O Bradesco BBI ressalta que os contratos futuros de minério de ferro subiram US$ 4/t (tonelada), apoiados pelo compromisso renovado das autoridades chinesas de eliminar gradualmente a capacidade industrial obsoleta, juntamente com o anúncio de um projeto de mega-barragem no Tibete.

“Na sexta-feira, a Associação Chinesa de Ferro e Aço (Chinesa Iron and Steel Association) informou ter realizado uma reunião com grandes siderúrgicas e o chefe do departamento de aço do Ministério da Indústria, na qual os participantes prometeram intensificar os esforços. Enquanto isso, em uma coletiva de imprensa no mesmo dia, o Ministério da Indústria e Tecnologia da Informação do país afirmou que a China lançará uma nova rodada de programas para estabilizar o crescimento, pressionando pela eliminação da capacidade obsoleta em 10 setores-chave, incluindo o aço”, aponta o BBI.

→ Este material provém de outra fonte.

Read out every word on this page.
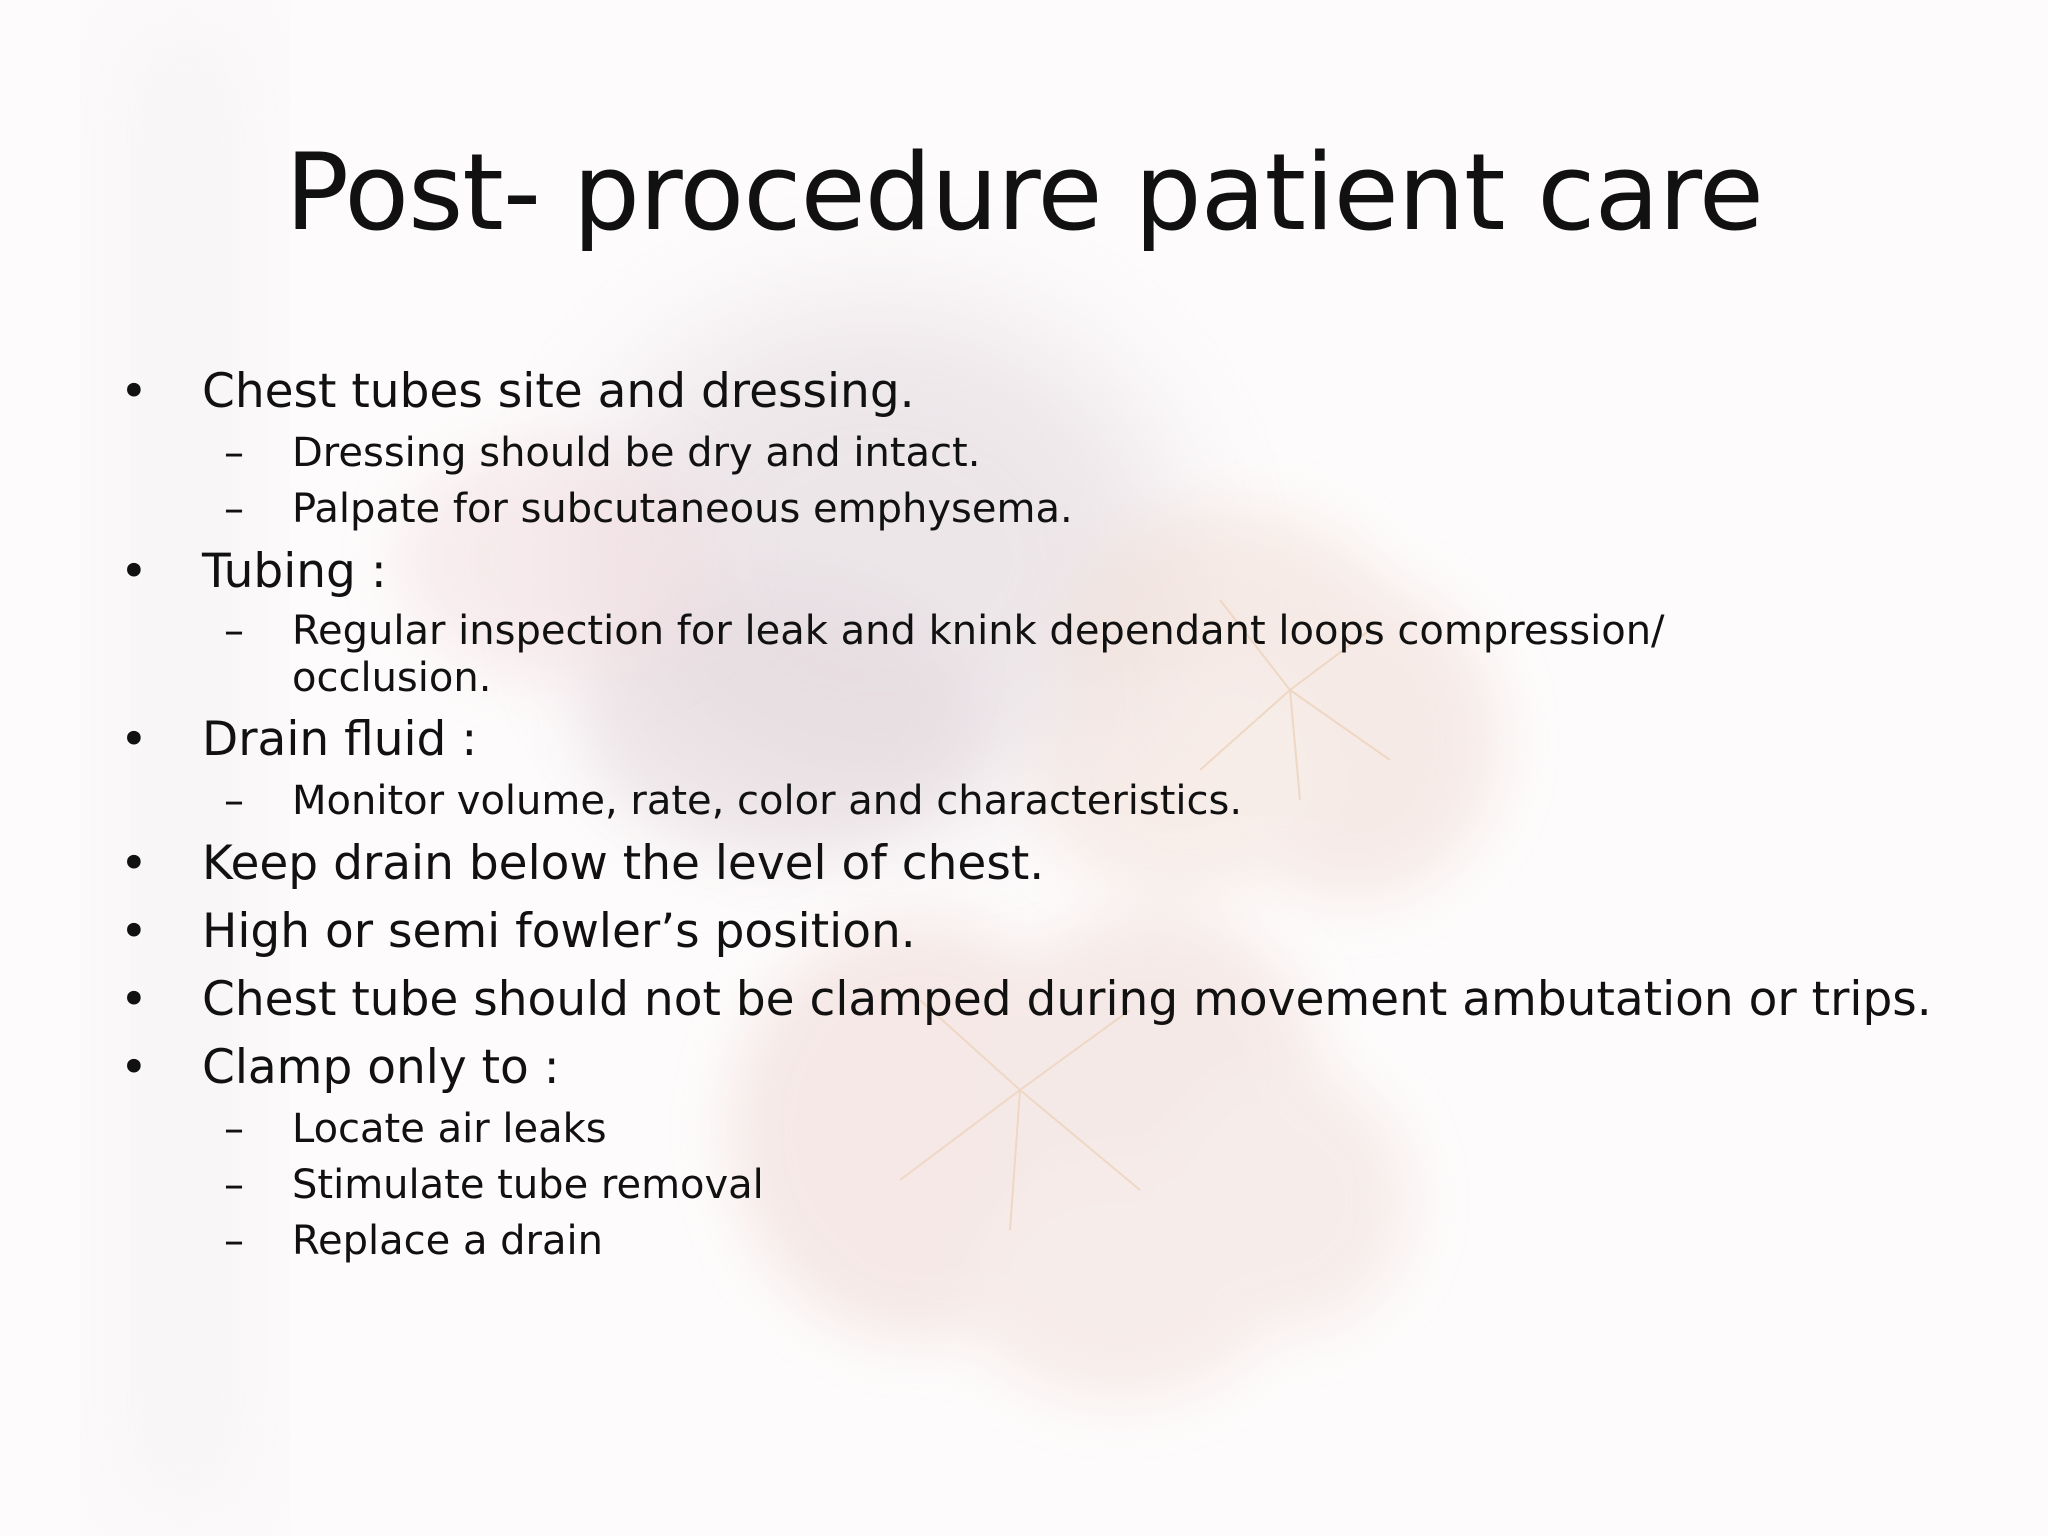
Post- procedure patient care
• Chest tubes site and dressing.
– Dressing should be dry and intact.
– Palpate for subcutaneous emphysema.
• Tubing :
– Regular inspection for leak and knink dependant loops compression/ occlusion.
• Drain fluid :
– Monitor volume, rate, color and characteristics.
• Keep drain below the level of chest.
• High or semi fowler’s position.
• Chest tube should not be clamped during movement ambutation or trips.
• Clamp only to :
– Locate air leaks
– Stimulate tube removal
– Replace a drain
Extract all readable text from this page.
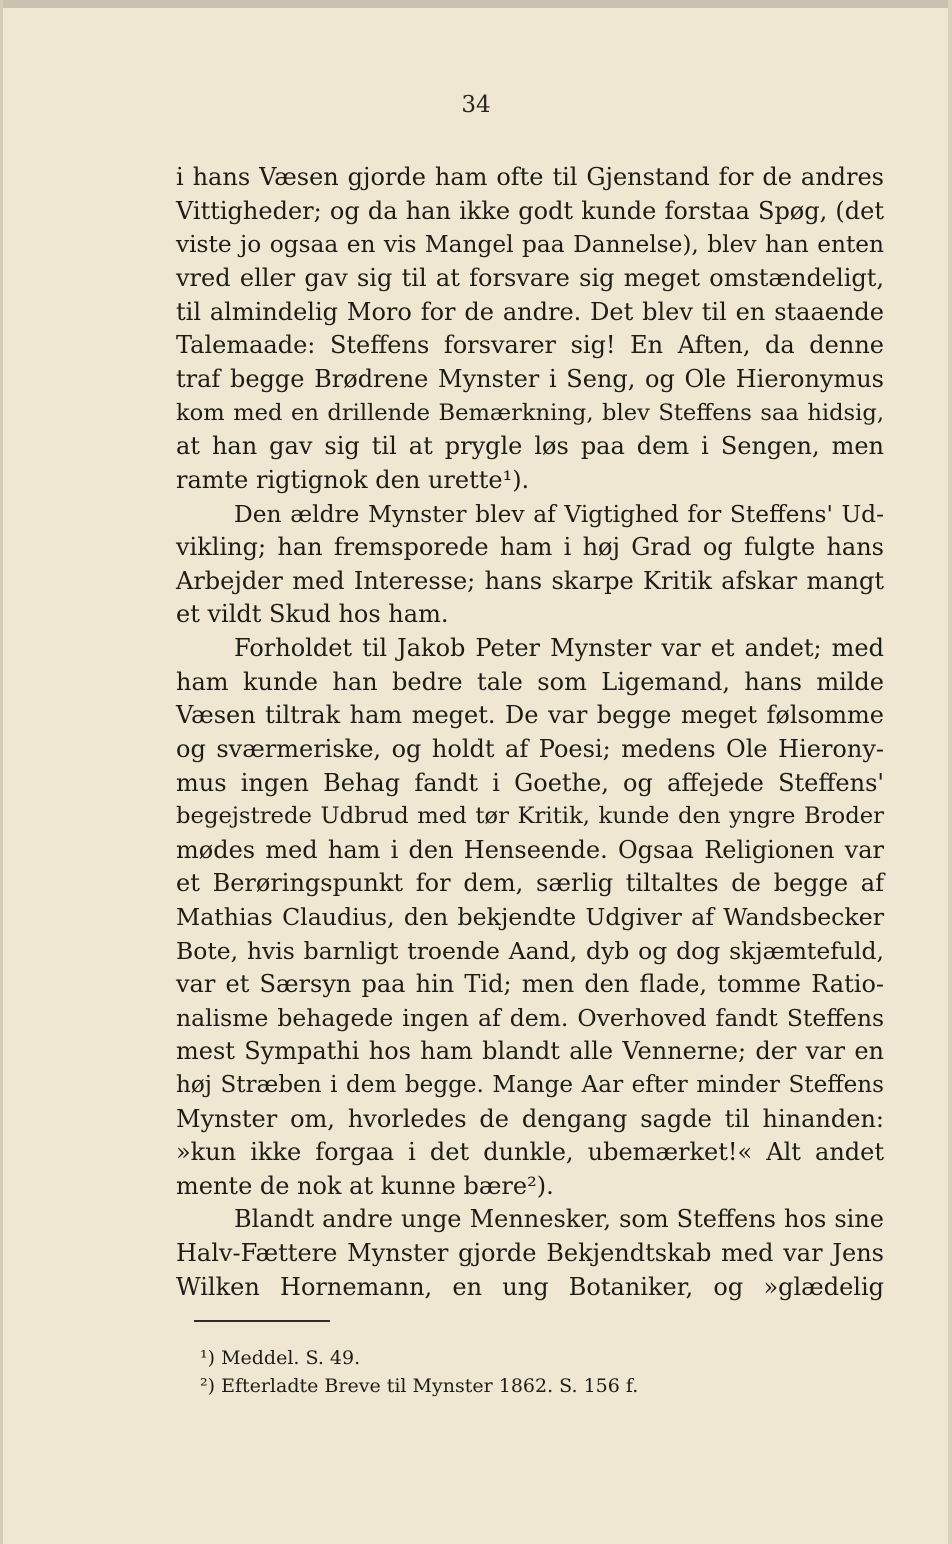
34
i hans Væsen gjorde ham ofte til Gjenstand for de andres
Vittigheder; og da han ikke godt kunde forstaa Spøg, (det
viste jo ogsaa en vis Mangel paa Dannelse), blev han enten
vred eller gav sig til at forsvare sig meget omstændeligt,
til almindelig Moro for de andre. Det blev til en staaende
Talemaade: Steffens forsvarer sig! En Aften, da denne
traf begge Brødrene Mynster i Seng, og Ole Hieronymus
kom med en drillende Bemærkning, blev Steffens saa hidsig,
at han gav sig til at prygle løs paa dem i Sengen, men
ramte rigtignok den urette¹).
Den ældre Mynster blev af Vigtighed for Steffens' Ud-
vikling; han fremsporede ham i høj Grad og fulgte hans
Arbejder med Interesse; hans skarpe Kritik afskar mangt
et vildt Skud hos ham.
Forholdet til Jakob Peter Mynster var et andet; med
ham kunde han bedre tale som Ligemand, hans milde
Væsen tiltrak ham meget. De var begge meget følsomme
og sværmeriske, og holdt af Poesi; medens Ole Hierony-
mus ingen Behag fandt i Goethe, og affejede Steffens'
begejstrede Udbrud med tør Kritik, kunde den yngre Broder
mødes med ham i den Henseende. Ogsaa Religionen var
et Berøringspunkt for dem, særlig tiltaltes de begge af
Mathias Claudius, den bekjendte Udgiver af Wandsbecker
Bote, hvis barnligt troende Aand, dyb og dog skjæmtefuld,
var et Særsyn paa hin Tid; men den flade, tomme Ratio-
nalisme behagede ingen af dem. Overhoved fandt Steffens
mest Sympathi hos ham blandt alle Vennerne; der var en
høj Stræben i dem begge. Mange Aar efter minder Steffens
Mynster om, hvorledes de dengang sagde til hinanden:
»kun ikke forgaa i det dunkle, ubemærket!« Alt andet
mente de nok at kunne bære²).
Blandt andre unge Mennesker, som Steffens hos sine
Halv-Fættere Mynster gjorde Bekjendtskab med var Jens
Wilken Hornemann, en ung Botaniker, og »glædelig
¹) Meddel. S. 49.
²) Efterladte Breve til Mynster 1862. S. 156 f.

O BBI também ressaltou que o projeto no rio Yarlung Tsangpo, no Tibete. “Espera-se que o projeto impulsione a demanda por materiais de construção. Positivo para a Vale, com classificação outperform (desempenho acima da média do mercado), e a CSN, com recomendação neutra. Apesar da sazonalidade mais fraca, os preços do minério de ferro continuam a apresentar forte impulso, já que o crescente fluxo de notícias sobre o compromisso da China de reduzir a capacidade obsoleta continua a sustentar o sentimento do mercado”, avalia o banco.